Source : EURACTIV - Aline Robert - 18/08/2017
Le plan d’action de l’UE annoncé en juillet continue d’être déroulé, malgré des critiques de plus en plus nombreuses.
Après des mouvements de protestations de plusieurs ONG, deux experts du Haut Commissariat de l’ONU aux réfugiés ont haussé le ton contre les choix européens en matière de gestion des migrations, le 17 août.
« Le nouveau plan d’action de l’UE, dont un code de conduite pour les organisations opérant des navires de secours, menace des vies et n’est pas conforme aux normes internationales puisqu’il contraint les migrants à affronter des violations des droits humains en Libye », assure Felipe Gonzalez Morales, rapporteur spécial sur les droits des migrants, ainsi que Nils Melzer, rapporteur spécial sur la torture.
Les ministres de l’Intérieur d’Italie, de France et d’Allemagne avaient évoqué l’hypothèse d’imposer un nouveau code de conduite aux ONG en juillet, qui est en train d’être rédigé par l’Italie. Pour éviter d’avoir à gérer trop de migrants, l’UE envisage de refuser aux ONG le droit d’aller récupérer des migrants près de la Libye notamment, ou d’utiliser certains types de navires. L’hypothèse d’imposer aux navires de rejoindre d’autres pays européens que l’Italie a aussi été évoquée.
Un projet jugé dangereux par les ONG, ne serait-ce que parce que leurs navires souvent surchargés ne peuvent pas parcourir de distances importantes.
Le 15 août, les gardes côtes libyens avaient séquestré des membres d’une ONG espagnole, entraînant une suspension des opérations d’autres structures de sauvetage en mer. L’UE se targue d’aider et de former les garde-côtes libyens ; mais selon Médecins Sans Frontières, qui opère la bateau Aquarius en Méditerranée, les migrants sont tout autant en danger sur l’eau qu’entre les mains de ces garde-côtes.
La Commission sourde face aux critiques
Le plan d’action mis sur la table début juillet par la Commission européenne prévoit un certain nombre de mesures destinées à décharger l’Italie face aux arrivées de migrants, et alors que la répartition des migrants dans les différents pays de l’UE proposée par la Commission européenne ne fonctionne pas, certains pays refusant purement et simplement d’y participer.
Le projet européen de déplacer la frontière européenne en Libye est également vivement critiqué par les experts du Haut commissariat, qui jugent que la Libye ne peut pas être considérée comme un lieu sûr, en raison de conditions de détention inhumaines si les migrants sont arraisonnés par les forces de l’ordre, et de risques sévères pour les droits de l’homme s’ils ne le sont pas.
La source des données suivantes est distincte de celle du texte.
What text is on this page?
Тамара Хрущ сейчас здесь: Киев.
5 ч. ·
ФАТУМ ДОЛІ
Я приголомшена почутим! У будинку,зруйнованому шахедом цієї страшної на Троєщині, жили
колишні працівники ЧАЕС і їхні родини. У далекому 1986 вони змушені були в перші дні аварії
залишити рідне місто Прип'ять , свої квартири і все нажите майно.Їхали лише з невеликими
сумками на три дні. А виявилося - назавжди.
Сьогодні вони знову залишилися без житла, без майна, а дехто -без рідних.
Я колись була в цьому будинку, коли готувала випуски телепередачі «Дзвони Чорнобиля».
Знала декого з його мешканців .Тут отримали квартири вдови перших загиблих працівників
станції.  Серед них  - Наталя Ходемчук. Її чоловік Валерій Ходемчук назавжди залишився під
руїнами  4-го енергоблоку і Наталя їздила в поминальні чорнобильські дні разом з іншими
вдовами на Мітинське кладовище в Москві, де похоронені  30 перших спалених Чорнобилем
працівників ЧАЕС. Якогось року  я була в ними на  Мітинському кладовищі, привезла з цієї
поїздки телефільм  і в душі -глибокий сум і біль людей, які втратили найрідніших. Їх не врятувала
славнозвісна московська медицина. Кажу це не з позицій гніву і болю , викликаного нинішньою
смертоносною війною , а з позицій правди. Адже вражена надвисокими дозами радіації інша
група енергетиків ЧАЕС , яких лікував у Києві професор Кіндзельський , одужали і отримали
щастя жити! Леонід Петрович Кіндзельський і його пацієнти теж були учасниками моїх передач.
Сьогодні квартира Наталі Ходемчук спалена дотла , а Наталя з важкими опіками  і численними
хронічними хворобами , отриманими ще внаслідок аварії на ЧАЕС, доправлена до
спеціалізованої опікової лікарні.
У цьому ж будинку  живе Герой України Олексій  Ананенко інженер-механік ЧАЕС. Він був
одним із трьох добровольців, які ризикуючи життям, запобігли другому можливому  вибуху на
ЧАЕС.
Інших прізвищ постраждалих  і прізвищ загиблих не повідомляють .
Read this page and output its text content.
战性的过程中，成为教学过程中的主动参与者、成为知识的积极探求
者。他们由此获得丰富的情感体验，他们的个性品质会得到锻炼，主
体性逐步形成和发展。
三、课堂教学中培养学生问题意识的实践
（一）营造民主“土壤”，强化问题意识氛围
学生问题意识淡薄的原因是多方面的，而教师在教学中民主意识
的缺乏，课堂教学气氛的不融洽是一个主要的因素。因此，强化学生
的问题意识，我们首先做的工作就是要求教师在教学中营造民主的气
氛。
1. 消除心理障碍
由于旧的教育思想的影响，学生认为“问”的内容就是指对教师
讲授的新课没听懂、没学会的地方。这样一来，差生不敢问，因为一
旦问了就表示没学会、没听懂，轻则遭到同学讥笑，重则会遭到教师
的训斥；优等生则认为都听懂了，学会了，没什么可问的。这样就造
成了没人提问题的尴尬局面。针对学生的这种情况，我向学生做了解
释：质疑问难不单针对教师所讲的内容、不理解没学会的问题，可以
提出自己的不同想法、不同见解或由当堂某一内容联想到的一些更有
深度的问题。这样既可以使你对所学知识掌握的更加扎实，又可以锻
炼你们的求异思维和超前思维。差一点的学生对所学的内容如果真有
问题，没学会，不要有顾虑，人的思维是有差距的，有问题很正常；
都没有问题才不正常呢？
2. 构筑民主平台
« La solution n’est pas de restreindre l’accès aux eaux internationales ou de tirer pour menacer les bateaux, comme la Libye le fait régulièrement. Cela risque d’augmenter le nombre de morts de migrants en mer, contrairement à l’obligation de porter secours aux personnes en détresse », estiment les experts onusiens.
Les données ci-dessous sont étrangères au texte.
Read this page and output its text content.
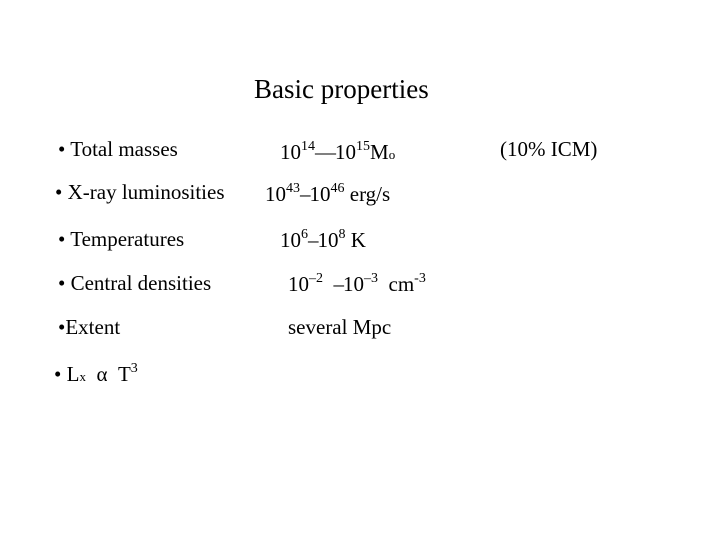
Basic properties
• Total masses	$10^{14}—10^{15}Mo$	(10% ICM)
• X-ray luminosities $10^{43}-10^{46}$ erg/s
• Temperatures	$10^6-10^8$ K
• Central densities	$10^{-2}$ $-10^{-3}$ $cm^{-3}$
•Extent	several Mpc
• Lx α $T^3$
Interrogée par Euractiv, la Commission balaie ces points de vue, « qui proviennent d’experts indépendants, et ne reflètent pas nécessairement celui du Haut commissariat aux réfugiés de l’ONU ».
L’UE, à l’instar des pays européens, fait partie des financeurs du Haut Commissariat aux réfugiés, ce qui limite la capacité de l’organisme à prendre des positions tranchées sur le sujet.
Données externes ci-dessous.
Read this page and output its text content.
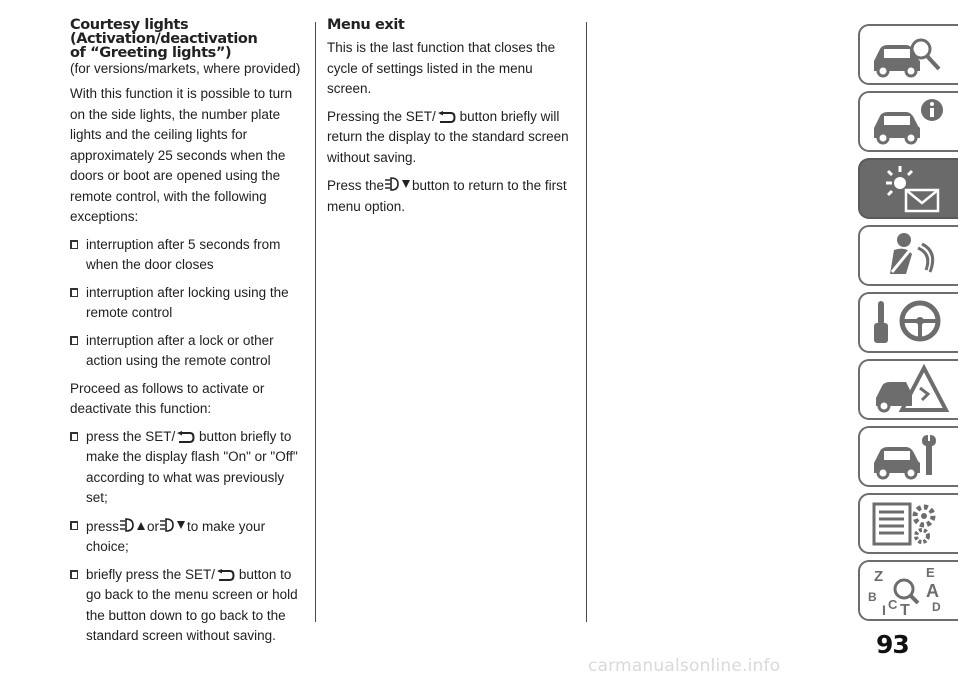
Courtesy lights
(Activation/deactivation
of “Greeting lights”)

(for versions/markets, where provided)

With this function it is possible to turn on the side lights, the number plate lights and the ceiling lights for approximately 25 seconds when the doors or boot are opened using the remote control, with the following exceptions:

interruption after 5 seconds from when the door closes
interruption after locking using the remote control
interruption after a lock or other action using the remote control

Proceed as follows to activate or deactivate this function:

press the SET/ button briefly to make the display flash "On" or "Off" according to what was previously set;
press or to make your choice;
briefly press the SET/ button to go back to the menu screen or hold the button down to go back to the standard screen without saving.
Menu exit

This is the last function that closes the cycle of settings listed in the menu screen.

Pressing the SET/ button briefly will return the display to the standard screen without saving.

Press the button to return to the first menu option.

Z	E
A
B C T
I	D
93
carmanualsonline.info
L’exécutif européen confirme aussi que le plan d’action dévoilé en juillet progresse. Le président de la Commission, Jean-Claude Juncker, a ainsi envoyé une missive au président du conseil italien, qui lui a répondu cette semaine.
L’exécutif s’y est engagé à accélérer la relocalisation des migrants, à mobiliser des fonds et du personnel supplémentaires pour les opérations de retour et les procédures d’asile.
Les critiques des ONG et des rapporteurs indépendants ne semblent donc avoir aucun impact, si ce n’est dans le discours. « Nous travaillons ensemble à une priorité, qui est de réduire le nombre de victimes en mer », assure l’exécutif européen.